One main challenge is restoring the imbalance between military power and soft power, all that diplomatic/economic influence.
From the Financial Times, about recent departures from the US foreign policy team:
"The Bush administration is facing growing difficulties in filling a rising number of high-level vacancies following a recent spate of senior departures.
In the last 10 days alone Mr Bush has lost four senior officials and more resignations are expected to follow. “I wouldn’t describe this as disintegration,” said one senior official. “But there are worrying large gaps opening up and it is very hard to recruit high-quality people from outside.”
Recent departures include J.D. Crouch, the deputy head of the national security council, who wants to spend more time with his family, and Randall Tobias, the head of USAID, who resigned after it was revealed that he used a call girl agency for “legal” erotic services. Mr Bush has also lost Dina Habib Powell, the administration’s most senior Arab-American, who is leaving the State Department to join the private sector, and Timothy Adams, the number three at the Treasury department.
Officials say that the flurry of departures is not unusual during the latter part of a second term and deny there are common themes driving their exits. But they come at a time when Mr Bush is having difficulty filling the new position of “war czar” to oversee the administration’s prosecution of the war in Iraq."
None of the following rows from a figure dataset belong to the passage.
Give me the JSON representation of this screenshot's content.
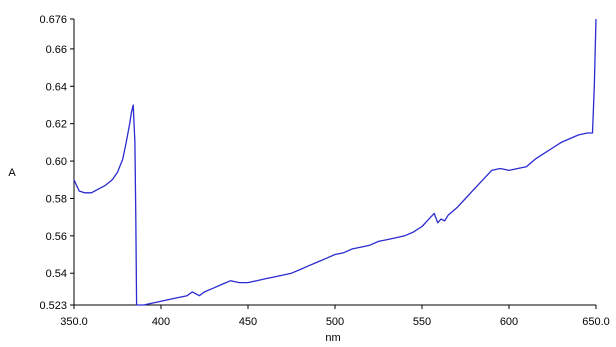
{
  "chart_data": {
    "type": "line",
    "title": "",
    "xlabel": "nm",
    "ylabel": "A",
    "xlim": [
      350,
      650
    ],
    "ylim": [
      0.523,
      0.676
    ],
    "x_ticks": [
      350,
      400,
      450,
      500,
      550,
      600,
      650
    ],
    "x_tick_labels": [
      "350.0",
      "400",
      "450",
      "500",
      "550",
      "600",
      "650.0"
    ],
    "y_ticks": [
      0.523,
      0.54,
      0.56,
      0.58,
      0.6,
      0.62,
      0.64,
      0.66,
      0.676
    ],
    "y_tick_labels": [
      "0.523",
      "0.54",
      "0.56",
      "0.58",
      "0.60",
      "0.62",
      "0.64",
      "0.66",
      "0.676"
    ],
    "grid": false,
    "colors": {
      "line": "#2b2bd0",
      "axis": "#000000"
    },
    "series": [
      {
        "x": [
          350,
          351,
          353,
          356,
          360,
          364,
          368,
          372,
          375,
          378,
          380,
          382,
          383,
          384,
          385,
          385.5,
          386,
          387,
          390,
          395,
          400,
          405,
          410,
          415,
          418,
          420,
          422,
          425,
          430,
          435,
          440,
          445,
          450,
          455,
          460,
          465,
          470,
          475,
          480,
          485,
          490,
          495,
          500,
          505,
          510,
          515,
          520,
          525,
          530,
          535,
          540,
          545,
          550,
          553,
          555,
          557,
          559,
          561,
          563,
          565,
          570,
          575,
          580,
          585,
          590,
          595,
          600,
          605,
          610,
          615,
          620,
          625,
          630,
          635,
          640,
          645,
          647,
          648,
          649,
          650
        ],
        "y": [
          0.59,
          0.588,
          0.584,
          0.583,
          0.583,
          0.585,
          0.587,
          0.59,
          0.594,
          0.601,
          0.61,
          0.62,
          0.626,
          0.63,
          0.61,
          0.57,
          0.523,
          0.523,
          0.523,
          0.524,
          0.525,
          0.526,
          0.527,
          0.528,
          0.53,
          0.529,
          0.528,
          0.53,
          0.532,
          0.534,
          0.536,
          0.535,
          0.535,
          0.536,
          0.537,
          0.538,
          0.539,
          0.54,
          0.542,
          0.544,
          0.546,
          0.548,
          0.55,
          0.551,
          0.553,
          0.554,
          0.555,
          0.557,
          0.558,
          0.559,
          0.56,
          0.562,
          0.565,
          0.568,
          0.57,
          0.572,
          0.567,
          0.569,
          0.568,
          0.571,
          0.575,
          0.58,
          0.585,
          0.59,
          0.595,
          0.596,
          0.595,
          0.596,
          0.597,
          0.601,
          0.604,
          0.607,
          0.61,
          0.612,
          0.614,
          0.615,
          0.615,
          0.615,
          0.64,
          0.676
        ]
      }
    ]
  }
}
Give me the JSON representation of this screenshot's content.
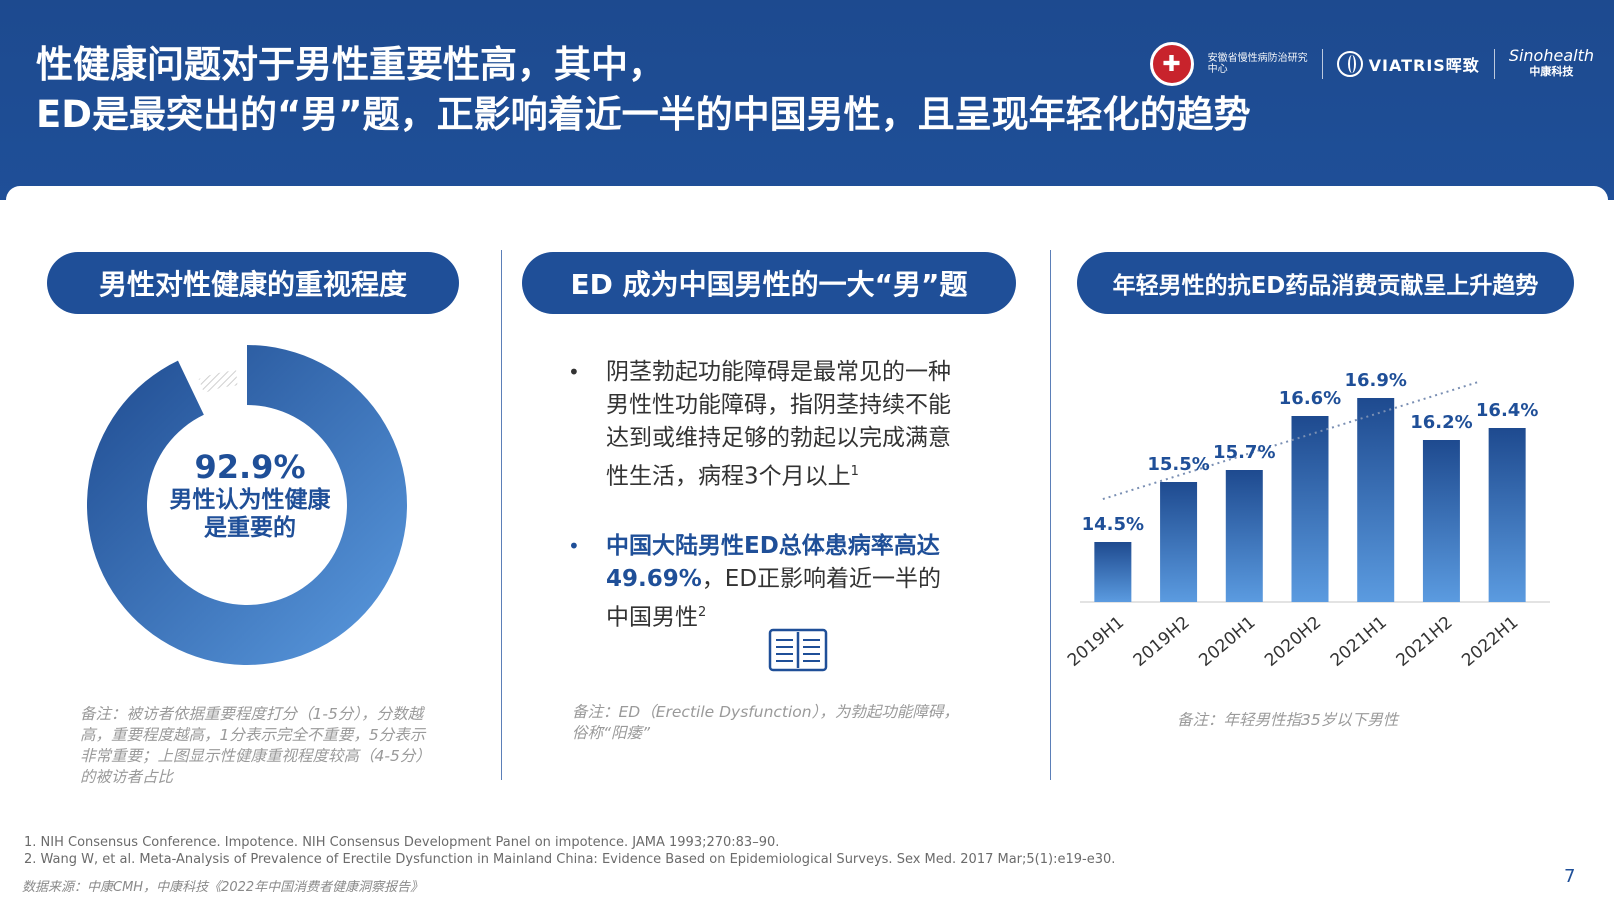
{
  "header": {
    "title_line1": "性健康问题对于男性重要性高，其中，",
    "title_line2": "ED是最突出的“男”题，正影响着近一半的中国男性，且呈现年轻化的趋势",
    "logo_seal_text": "安徽省慢性病防治研究中心",
    "logo_viatris": "VIATRIS晖致",
    "logo_sino": "Sinohealth",
    "logo_sino_sub": "中康科技"
  },
  "left": {
    "pill": "男性对性健康的重视程度",
    "donut": {
      "percent": 92.9,
      "value_text": "92.9%",
      "label_line1": "男性认为性健康",
      "label_line2": "是重要的",
      "color_start": "#1e4a8f",
      "color_end": "#5b9be0"
    },
    "note": "备注：被访者依据重要程度打分（1-5分），分数越高，重要程度越高，1分表示完全不重要，5分表示非常重要；上图显示性健康重视程度较高（4-5分）的被访者占比"
  },
  "middle": {
    "pill": "ED 成为中国男性的一大“男”题",
    "bullet1": "阴茎勃起功能障碍是最常见的一种男性性功能障碍，指阴茎持续不能达到或维持足够的勃起以完成满意性生活，病程3个月以上",
    "bullet1_ref": "1",
    "bullet2_highlight": "中国大陆男性ED总体患病率高达49.69%",
    "bullet2_rest": "，ED正影响着近一半的中国男性",
    "bullet2_ref": "2",
    "note": "备注：ED（Erectile Dysfunction），为勃起功能障碍，俗称“阳痿”"
  },
  "right": {
    "pill": "年轻男性的抗ED药品消费贡献呈上升趋势",
    "note": "备注：年轻男性指35岁以下男性"
  },
  "chart_data": {
    "type": "bar",
    "categories": [
      "2019H1",
      "2019H2",
      "2020H1",
      "2020H2",
      "2021H1",
      "2021H2",
      "2022H1"
    ],
    "values": [
      14.5,
      15.5,
      15.7,
      16.6,
      16.9,
      16.2,
      16.4
    ],
    "labels": [
      "14.5%",
      "15.5%",
      "15.7%",
      "16.6%",
      "16.9%",
      "16.2%",
      "16.4%"
    ],
    "trendline": "dotted linear",
    "ylim": [
      13.5,
      17.2
    ],
    "bar_color_top": "#1e4a8f",
    "bar_color_bottom": "#5b9be0",
    "grid": false
  },
  "footnotes": {
    "ref1": "1. NIH Consensus Conference. Impotence. NIH Consensus Development Panel on impotence. JAMA 1993;270:83–90.",
    "ref2": "2. Wang W, et al. Meta-Analysis of Prevalence of Erectile Dysfunction in Mainland China: Evidence Based on Epidemiological Surveys. Sex Med. 2017 Mar;5(1):e19-e30.",
    "source": "数据来源：中康CMH，中康科技《2022年中国消费者健康洞察报告》"
  },
  "page_number": "7"
}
As a follow up and segue, a quote from John Paul Vann:
""This is a political war and it calls for discrimination in killing. The best weapon for killing would be a knife, but I'm afraid we can't do it that way. The worst is an airplane. The next worst is artillery. Barring a knife, the best is a rifle -- you know who you're killing."
Now see this:
Air raid 'kills Afghan civilians'
US-led forces have killed at least 21 civilians in an air strike in southern Afghanistan, local officials say.
And the response from Sean McCormack, Spokesman, US State Department:
: How do these events affect your efforts to win the hearts and minds of the people in Afghanistan?
: I -- well, to the extent that people understand that we're working there on -- working on their behalf, I think in the long run they understand that these actions -- any loss of innocent life isn't intentional on our part and that we certainly hope that they understand that.
I can't tell you on the ground exactly how people will react. You know, if I were in their position, I -- certainly I can see how they would be quite upset at the loss of a loved one. You know, you can't replace that. But the only thing we can do is try to help them understand that we are actually working on their behalf to help them and their families and their children build a better country for themselves.
Note this: "we certainly hope that they understand that."
This ain't good. At all...
I'd point out also that National Guard personnel and equipment deployed over in Iraq is sorely missed back home where tornadoes and other natural disasters would normally be mitigated by using these assets.
It could be a political issue, as well.